- Theatrical release poster
- Directed by: R. Thyagarajan
- Written by: Thooyavan (dialogues)
- Screenplay by: Vijaya Kaul
- Story by: Vijaya Kaul
- Produced by: C. Dhandayuthapani
- Starring: Karthik Suresh Radha Suhasini Urvashi
- Cinematography: V. Ramamoorthy
- Edited by: M. G. Balu Rao
- Music by: Bappi Lahiri
- Production company: Devar Films
- Release date: 4 November 1983;
- Country: India
- Language: Tamil

= Apoorva Sahodarigal =

Apoorva Sahodarigal is a 1983 Indian Tamil-language action film directed by R. Thyagarajan and produced by Devar Films. The film stars Karthik, Suresh, Radha, Suhasini and Urvashi. It was released on 4 November 1983, and became a success.

== Soundtrack ==
The soundtrack was composed by Bappi Lahiri, with lyrics by Vaali.
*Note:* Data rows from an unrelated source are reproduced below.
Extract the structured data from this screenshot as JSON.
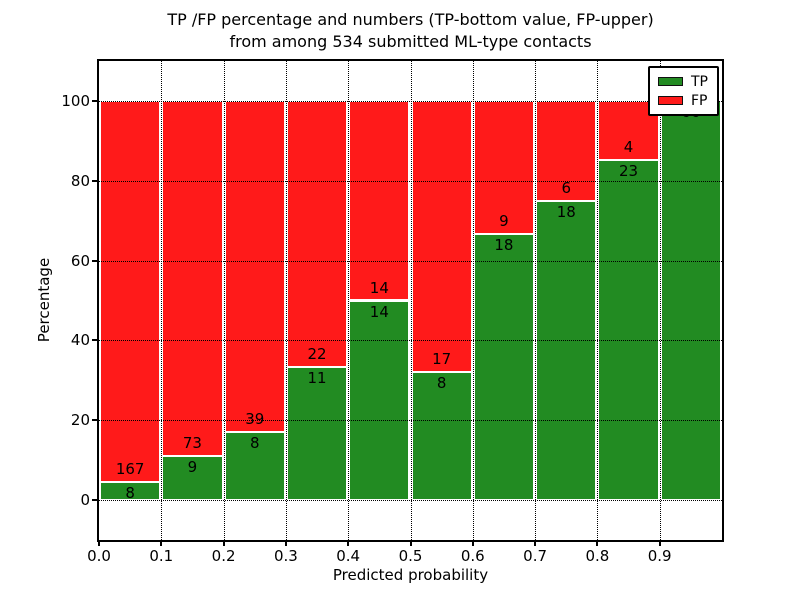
{
  "title": {
    "line1": "TP /FP percentage and numbers (TP-bottom value, FP-upper)",
    "line2": "from among 534 submitted ML-type contacts"
  },
  "axes": {
    "xlabel": "Predicted probability",
    "ylabel": "Percentage"
  },
  "legend": [
    {
      "label": "TP",
      "color": "#228B22"
    },
    {
      "label": "FP",
      "color": "#FF1A1A"
    }
  ],
  "colors": {
    "tp": "#228B22",
    "fp": "#FF1A1A",
    "grid": "#000000",
    "frame": "#000000",
    "background": "#FFFFFF",
    "bar_edge": "#FFFFFF"
  },
  "chart_data": {
    "type": "bar",
    "subtype": "stacked-percentage-histogram",
    "title": "TP /FP percentage and numbers (TP-bottom value, FP-upper)\nfrom among 534 submitted ML-type contacts",
    "xlabel": "Predicted probability",
    "ylabel": "Percentage",
    "total_contacts": 534,
    "bin_edges": [
      0.0,
      0.1,
      0.2,
      0.3,
      0.4,
      0.5,
      0.6,
      0.7,
      0.8,
      0.9,
      1.0
    ],
    "x_tick_labels": [
      "0.0",
      "0.1",
      "0.2",
      "0.3",
      "0.4",
      "0.5",
      "0.6",
      "0.7",
      "0.8",
      "0.9"
    ],
    "y_ticks": [
      0,
      20,
      40,
      60,
      80,
      100
    ],
    "xlim": [
      0.0,
      1.0
    ],
    "ylim": [
      -10,
      110
    ],
    "grid": "dotted",
    "legend_position": "upper right",
    "series": [
      {
        "name": "TP",
        "color": "#228B22",
        "counts": [
          8,
          9,
          8,
          11,
          14,
          8,
          18,
          18,
          23,
          66
        ]
      },
      {
        "name": "FP",
        "color": "#FF1A1A",
        "counts": [
          167,
          73,
          39,
          22,
          14,
          17,
          9,
          6,
          4,
          0
        ]
      }
    ],
    "tp_percent_per_bin": [
      4.57,
      10.98,
      17.02,
      33.33,
      50.0,
      32.0,
      66.67,
      75.0,
      85.19,
      100.0
    ]
  }
}
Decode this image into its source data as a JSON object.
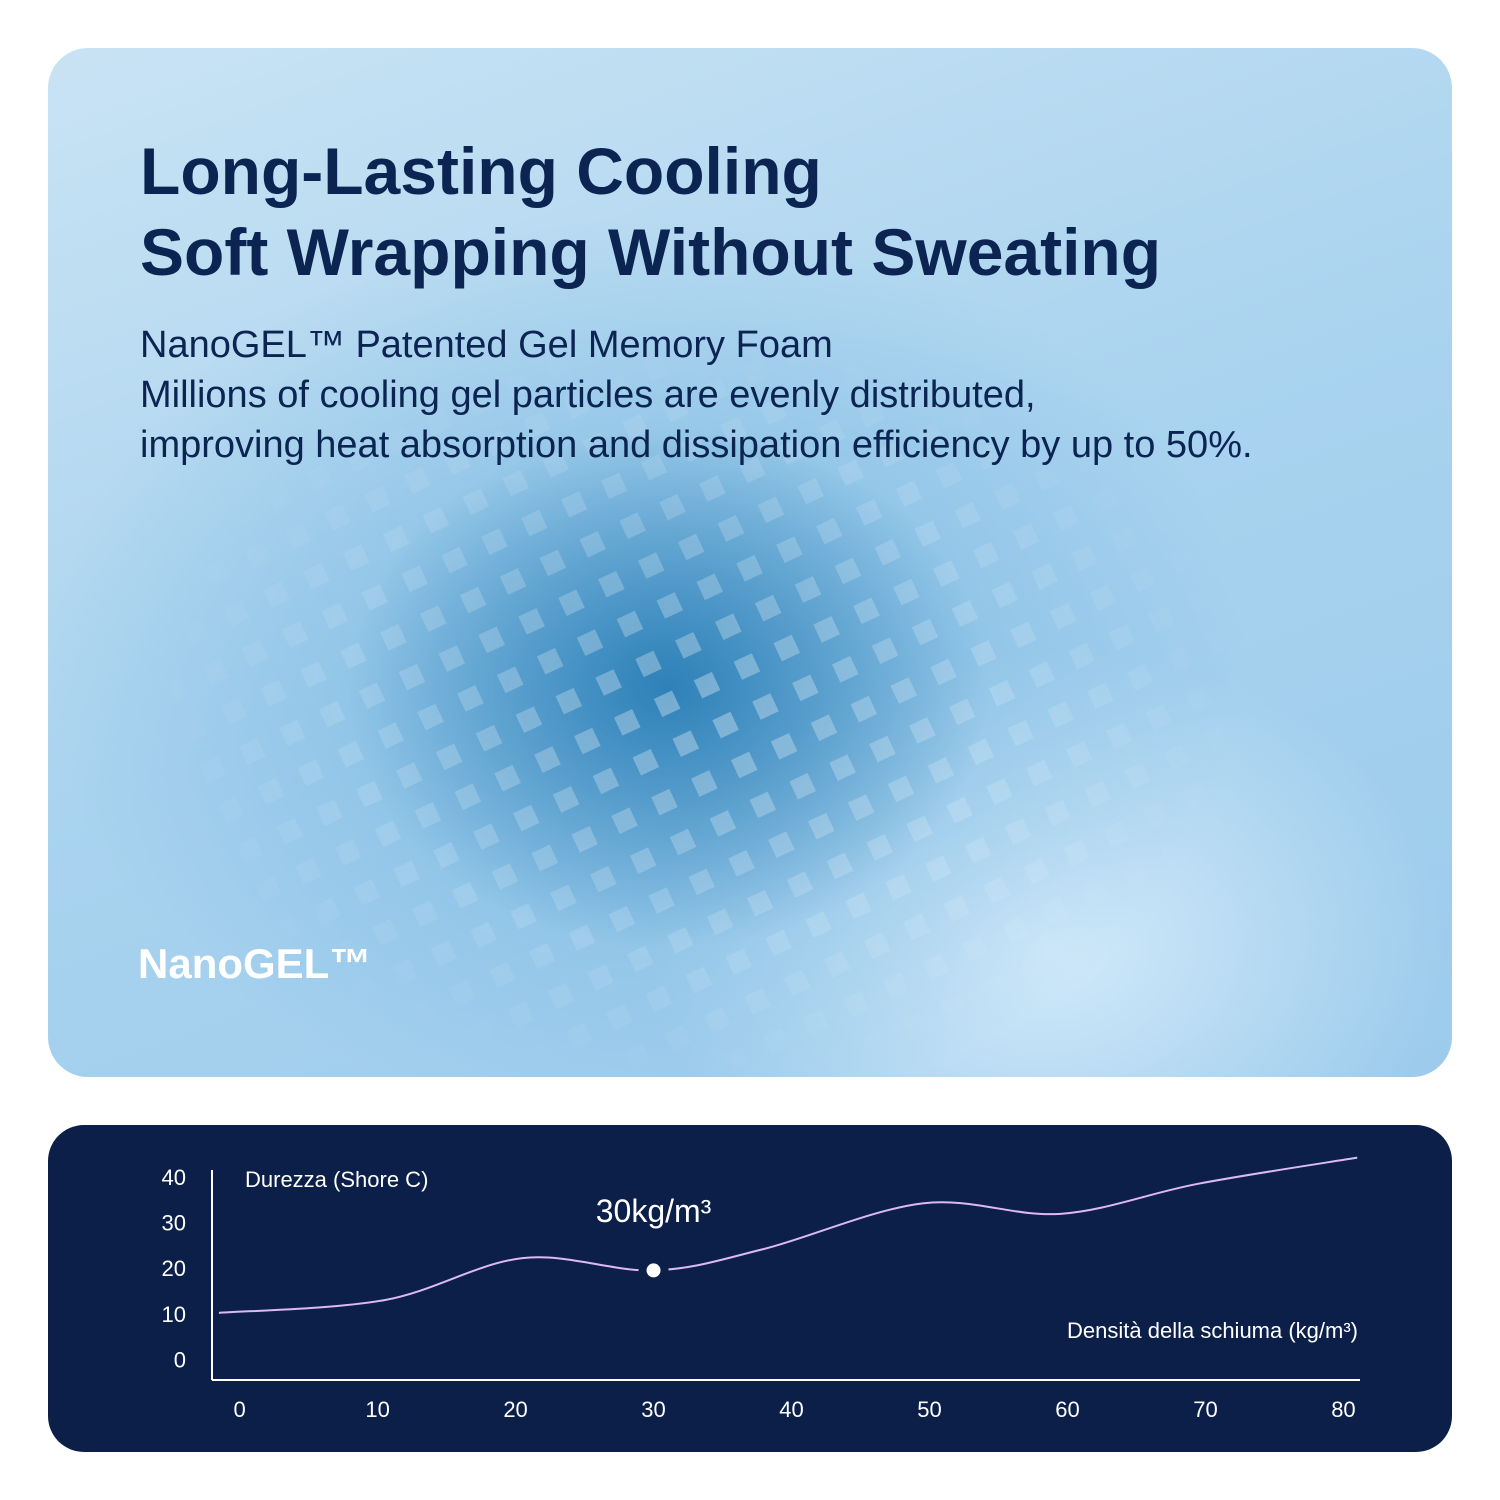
{
  "header": {
    "title_lines": [
      "Long-Lasting Cooling",
      "Soft Wrapping Without Sweating"
    ],
    "body_lines": [
      "NanoGEL™ Patented Gel Memory Foam",
      "Millions of cooling gel particles are evenly distributed,",
      "improving heat absorption and dissipation efficiency by up to 50%."
    ],
    "logo": "NanoGEL™"
  },
  "chart_data": {
    "type": "line",
    "y_label": "Durezza (Shore C)",
    "x_label": "Densità della schiuma (kg/m³)",
    "x": [
      -1.5,
      10.5,
      20.5,
      30,
      38,
      49.5,
      59.5,
      69.5,
      81
    ],
    "series": [
      {
        "name": null,
        "color": "#dcb9f2",
        "values": [
          10.7,
          13.5,
          22.7,
          20,
          24.7,
          34.7,
          32.4,
          39,
          44.7
        ]
      }
    ],
    "highlight": {
      "x": 30,
      "y": 20,
      "label": "30kg/m³"
    },
    "xlim": [
      -2,
      81.2
    ],
    "ylim": [
      -4,
      42
    ],
    "xticks": [
      0,
      10,
      20,
      30,
      40,
      50,
      60,
      70,
      80
    ],
    "yticks": [
      0,
      10,
      20,
      30,
      40
    ]
  }
}
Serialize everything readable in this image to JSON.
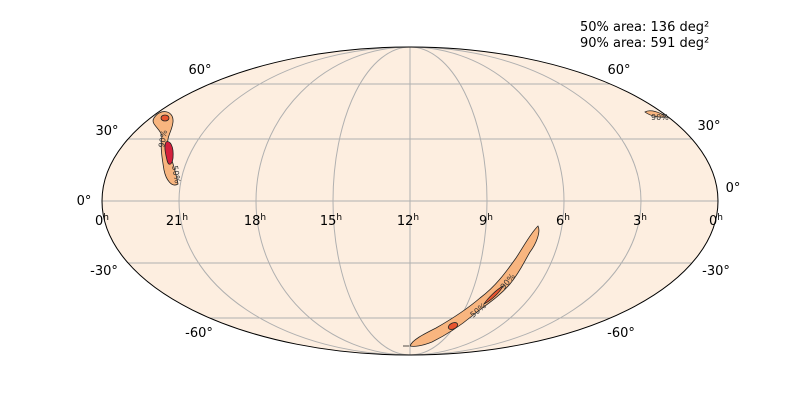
{
  "annotations": [
    "50% area: 136 deg²",
    "90% area: 591 deg²"
  ],
  "ra_unit": "h",
  "ra_labels": [
    "0",
    "21",
    "18",
    "15",
    "12",
    "9",
    "6",
    "3",
    "0"
  ],
  "dec_labels_left": [
    "60°",
    "30°",
    "0°",
    "-30°",
    "-60°"
  ],
  "dec_labels_right": [
    "60°",
    "30°",
    "0°",
    "-30°",
    "-60°"
  ],
  "contour_labels": [
    "90%",
    "50%",
    "90%",
    "90%",
    "50%"
  ]
}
The disco song "My Name is Rosy" attained popularity.

Track listing
| No. | Title | Singer(s) | Length |
|---|---|---|---|
| 1. | "Ennai Yaarum" | S. P. Balasubrahmanyam, S. Janaki |  |
| 2. | "Annai Ennum" | S. Janaki |  |
| 3. | "Nallathukku" | S. P. Balasubrahmanyam, S. Janaki |  |
| 4. | "Ondre Engal Jeevan" | S. P. Balasubrahmanyam, S. Janaki |  |
| 5. | "My Name is Rosy" | S. P. Balasubrahmanyam, S. Janaki |  |
| 6. | "Engenge Nee Thaan" | S. P. Balasubrahmanyam, S. Janaki |  |

== Critical reception ==
Jayamanmadhan of Kalki wrote even if it is a tiny plot, they keep telling it without hesitation and the film ends quickly before we sit up straight. Balumani of Anna praised the acting, music and called it a film made for general audiences who love masala films.